Extrait du site : http://free.geriatrics.overblog.com/

Comment dire au revoir à un proche qui va mourir ( 1 /2)

25 Août 2015, 06:40am

Publié par Papi

Dire au revoir est difficile : il est inutile de penser que l’inspiration viendra spontanément. Des personnes ayant connu cette épreuve ont bien voulu faire partager leurs expériences, dire ce qu’elles étaient heureuses d’avoir pu faire et surtout regrettaient de ne pas avoir fait. Plusieurs gériatres et spécialistes en soins palliatifs ont aussi donné leurs points de vue.

Ne pas attendre le dernier moment.

Personne ne peut prédire le moment précis du dernier souffle et un certain nombre de choses importantes doivent être dites. Par exemple :”je t’en prie pardonne moi, merci, je t’aime”.

On ne doit pas cacher qu’on sait que la fin est proche.

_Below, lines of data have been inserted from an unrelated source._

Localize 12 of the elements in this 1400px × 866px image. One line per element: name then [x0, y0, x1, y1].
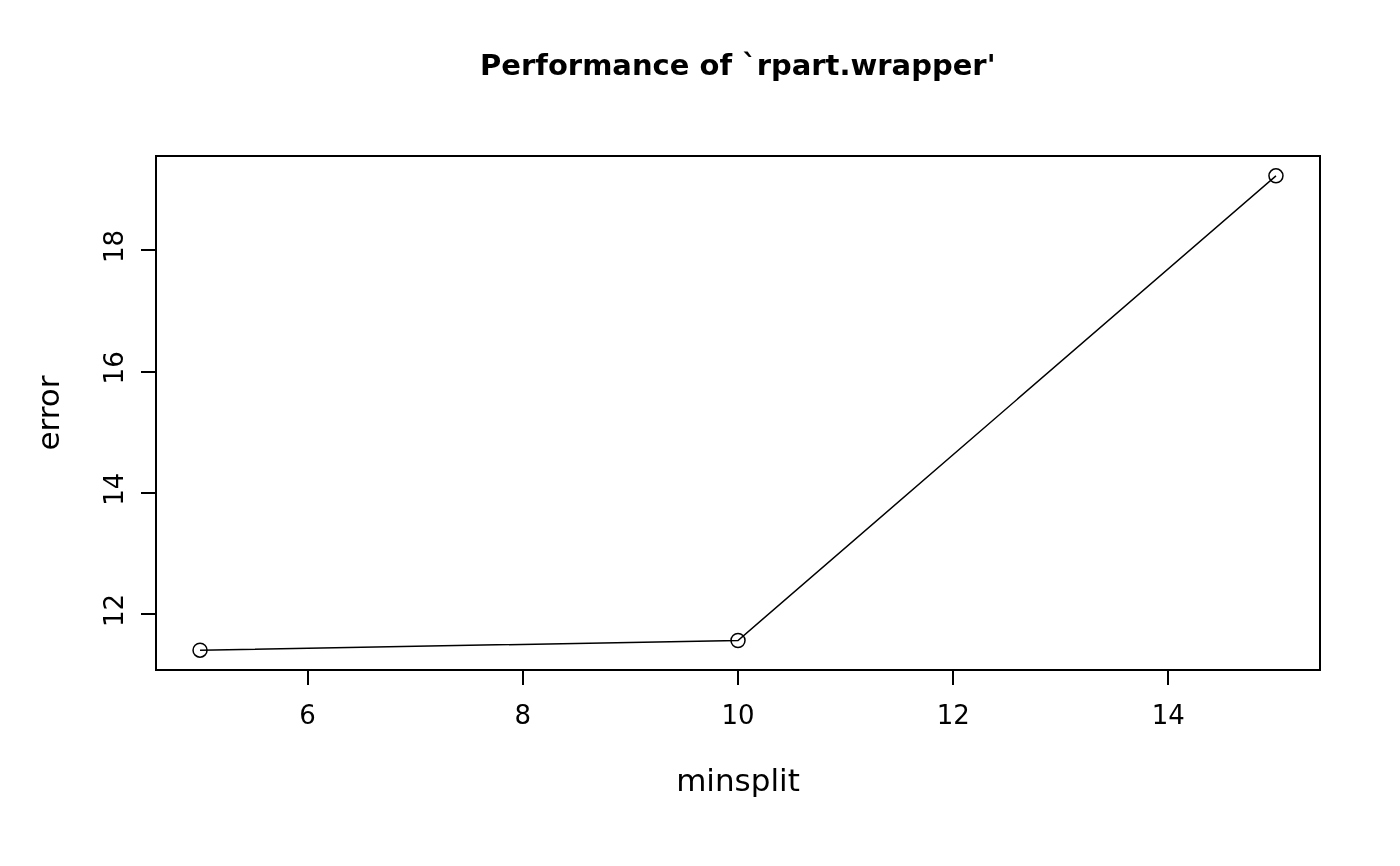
y-tick-label: 14 [98, 472, 129, 506]
x-tick-label: 12 [936, 699, 970, 730]
y-tick-label: 12 [98, 593, 129, 628]
chart-title: Performance of `rpart.wrapper' [480, 48, 996, 83]
x-tick-label: 6 [299, 699, 316, 730]
x-tick-label: 14 [1151, 699, 1185, 730]
x-tick-label: 8 [514, 699, 532, 730]
y-tick-label: 18 [98, 229, 129, 264]
x-tick-label: 10 [721, 699, 755, 730]
y-axis-title: error [30, 375, 66, 451]
y-tick-label: 16 [98, 351, 129, 385]
x-axis-title: minsplit [676, 761, 800, 798]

Echappez à la conspiration du silence. La personne en fin de vie a généralement conscience de son état. Si elle a l’impression que personne ne s’en rend compte, elle aura tendance à être anxieuse et inquiète, se sentira abandonnée : « ils s’occupent de leurs problèmes, pour eux je suis déjà partie ». Avec une sorte de prémonition, elle parlera souvent de voyager, d’aller voir un endroit précis. On peut enchainer en décrivant un voyage calme, facile, tranquille.

Elle a souvent des choses à dire avant le grand départ mais n’a personne à qui se confier. Il est donc important de se montrer un auditeur attentif.

Tous les professionnels soulignent l’importance du contact physique qui est loin d’être spontané dans nos civilisations. Faites l’effort de serrer la main, de toucher le bras, l’épaule, d’embrasser un parent. La personne se sentira importante à vos yeux et enveloppée d’affection.

Sources :

Ci-dessous, texte d'Isabelle BAYER

Accompagner quelqu’un, ce n’est pas le précéder, lui indiquer la route lui imposer un itinéraire ni même connaître la direction qu’il va prendre. C’est marcher à ses côtés en le laissant libre de choisir son chemin et le rythmer de son pas. (VESPIEREN: Face à celui qui meurt - PARIS - Desclée de Brouwer)

La mort proche n’est pas la mort immédiate, le temps qu’il reste à vivre n’est pas un temps vide mais un itinéraire où peut se manifester la vérité du sujet, un combat aussi qui réveille des défenses qui structurent la vie psychique de chacun.